Manea's memoir makes for very dense reading but is a fascinating account of a Jewish Romanian writer who survived his family's deportation during WWII to the concentration camps of Transnistria only to live through the Romania's Stalinist 1950s and the horrors of Nicolae Ceaușescu's totalitarian reign before eventually emigrating to the United States.

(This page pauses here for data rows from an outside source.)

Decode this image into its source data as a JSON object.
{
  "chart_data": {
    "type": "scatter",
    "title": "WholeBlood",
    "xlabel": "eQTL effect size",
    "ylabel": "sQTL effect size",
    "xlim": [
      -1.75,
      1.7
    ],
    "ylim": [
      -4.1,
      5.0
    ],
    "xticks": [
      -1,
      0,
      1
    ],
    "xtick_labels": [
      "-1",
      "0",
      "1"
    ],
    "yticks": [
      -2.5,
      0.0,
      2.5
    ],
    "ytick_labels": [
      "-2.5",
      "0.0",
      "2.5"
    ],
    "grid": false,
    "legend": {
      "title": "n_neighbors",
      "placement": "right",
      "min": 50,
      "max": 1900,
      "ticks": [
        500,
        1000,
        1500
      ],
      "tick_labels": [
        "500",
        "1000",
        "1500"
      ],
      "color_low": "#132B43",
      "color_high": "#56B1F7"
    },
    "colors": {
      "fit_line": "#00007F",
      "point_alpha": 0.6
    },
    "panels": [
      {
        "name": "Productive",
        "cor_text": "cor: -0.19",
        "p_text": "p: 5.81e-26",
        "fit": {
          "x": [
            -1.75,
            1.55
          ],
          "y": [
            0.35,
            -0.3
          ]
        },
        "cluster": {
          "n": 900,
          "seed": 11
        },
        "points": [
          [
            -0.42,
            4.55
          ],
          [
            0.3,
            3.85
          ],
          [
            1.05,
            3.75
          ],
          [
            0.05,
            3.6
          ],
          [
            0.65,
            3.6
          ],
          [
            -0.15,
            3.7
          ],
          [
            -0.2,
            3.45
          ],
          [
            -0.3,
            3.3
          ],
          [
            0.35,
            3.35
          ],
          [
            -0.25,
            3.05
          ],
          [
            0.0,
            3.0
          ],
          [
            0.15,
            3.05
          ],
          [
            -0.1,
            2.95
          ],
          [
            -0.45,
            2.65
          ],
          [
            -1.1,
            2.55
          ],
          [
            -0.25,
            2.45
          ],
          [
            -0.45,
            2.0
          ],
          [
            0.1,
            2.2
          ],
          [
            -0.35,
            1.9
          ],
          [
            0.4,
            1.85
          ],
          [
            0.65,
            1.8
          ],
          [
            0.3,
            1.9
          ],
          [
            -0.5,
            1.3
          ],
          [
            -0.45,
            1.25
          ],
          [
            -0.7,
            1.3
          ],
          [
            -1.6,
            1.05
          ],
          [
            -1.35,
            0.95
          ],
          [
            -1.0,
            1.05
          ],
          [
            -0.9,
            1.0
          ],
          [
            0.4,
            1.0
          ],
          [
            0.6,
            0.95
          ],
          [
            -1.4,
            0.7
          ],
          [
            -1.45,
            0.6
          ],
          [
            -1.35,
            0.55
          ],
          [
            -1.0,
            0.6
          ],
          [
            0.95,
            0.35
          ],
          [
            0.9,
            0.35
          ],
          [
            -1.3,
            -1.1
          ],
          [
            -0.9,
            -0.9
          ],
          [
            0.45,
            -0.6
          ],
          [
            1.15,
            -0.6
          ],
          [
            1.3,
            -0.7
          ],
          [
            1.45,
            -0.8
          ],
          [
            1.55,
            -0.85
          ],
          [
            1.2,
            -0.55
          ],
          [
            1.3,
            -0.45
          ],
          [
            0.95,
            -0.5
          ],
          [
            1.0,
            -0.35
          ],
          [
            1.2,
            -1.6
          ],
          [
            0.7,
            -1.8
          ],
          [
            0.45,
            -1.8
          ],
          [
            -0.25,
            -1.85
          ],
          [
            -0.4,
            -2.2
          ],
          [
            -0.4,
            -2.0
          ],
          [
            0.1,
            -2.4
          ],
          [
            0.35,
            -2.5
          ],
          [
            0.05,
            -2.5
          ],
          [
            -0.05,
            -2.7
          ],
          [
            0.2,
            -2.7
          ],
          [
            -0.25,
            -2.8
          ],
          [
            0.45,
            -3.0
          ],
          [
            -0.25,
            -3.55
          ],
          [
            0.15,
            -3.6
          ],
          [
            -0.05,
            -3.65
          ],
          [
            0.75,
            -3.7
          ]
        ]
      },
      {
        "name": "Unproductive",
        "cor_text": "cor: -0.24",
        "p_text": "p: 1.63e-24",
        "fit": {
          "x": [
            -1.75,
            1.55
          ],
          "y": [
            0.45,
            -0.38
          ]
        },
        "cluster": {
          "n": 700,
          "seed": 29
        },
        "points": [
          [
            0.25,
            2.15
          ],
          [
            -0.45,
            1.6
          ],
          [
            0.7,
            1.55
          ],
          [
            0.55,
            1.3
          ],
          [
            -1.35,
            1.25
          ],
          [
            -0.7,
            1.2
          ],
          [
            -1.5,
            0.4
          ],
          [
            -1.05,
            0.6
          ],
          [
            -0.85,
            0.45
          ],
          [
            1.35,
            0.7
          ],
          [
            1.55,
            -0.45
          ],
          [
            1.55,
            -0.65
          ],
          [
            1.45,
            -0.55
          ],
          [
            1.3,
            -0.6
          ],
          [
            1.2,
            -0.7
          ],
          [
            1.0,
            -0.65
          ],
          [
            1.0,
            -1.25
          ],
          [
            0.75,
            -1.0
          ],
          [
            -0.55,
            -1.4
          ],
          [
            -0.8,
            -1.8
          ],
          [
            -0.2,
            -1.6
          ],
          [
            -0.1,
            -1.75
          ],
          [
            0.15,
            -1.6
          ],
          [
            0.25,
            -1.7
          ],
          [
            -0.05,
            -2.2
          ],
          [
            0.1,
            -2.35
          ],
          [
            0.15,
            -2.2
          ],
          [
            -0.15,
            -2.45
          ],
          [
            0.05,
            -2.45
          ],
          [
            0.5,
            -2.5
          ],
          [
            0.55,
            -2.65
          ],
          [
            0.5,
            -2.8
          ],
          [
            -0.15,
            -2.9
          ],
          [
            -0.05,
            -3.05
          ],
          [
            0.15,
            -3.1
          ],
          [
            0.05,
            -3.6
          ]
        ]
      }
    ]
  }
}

Despite the many hardships encountered in his home country, Manea's experience abroad has been one of an exile from his language. As Carla Baricz, explains in the LA Review of Books, "What makes The Hooligan’s Return such a unique and celebrated memoir is that it rejects its own form in a way that invokes the complexities of the genre. The book does not read like biography. The 'facts' act only as anchoring points to a larger theme: Manea’s relationship to his mother tongue, and the way a writer, especially one in exile, invents him/herself out of language. Indeed, the memoir is as much about the necessity and the cost of retelling personal narratives as it is about the past it evokes. The narrative structure of The Hooligan’s Return seeks various answers to this dilemma."

As such The Hooligan's Return is certainly an intellectual challenge. I am not very familiar with Romanian history and culture, but I could relate to his many questions about who we are as individuals, what makes us who we are, and to what purpose. The Hooligan's Return is a harrowing but successful experiment in creative nonfiction.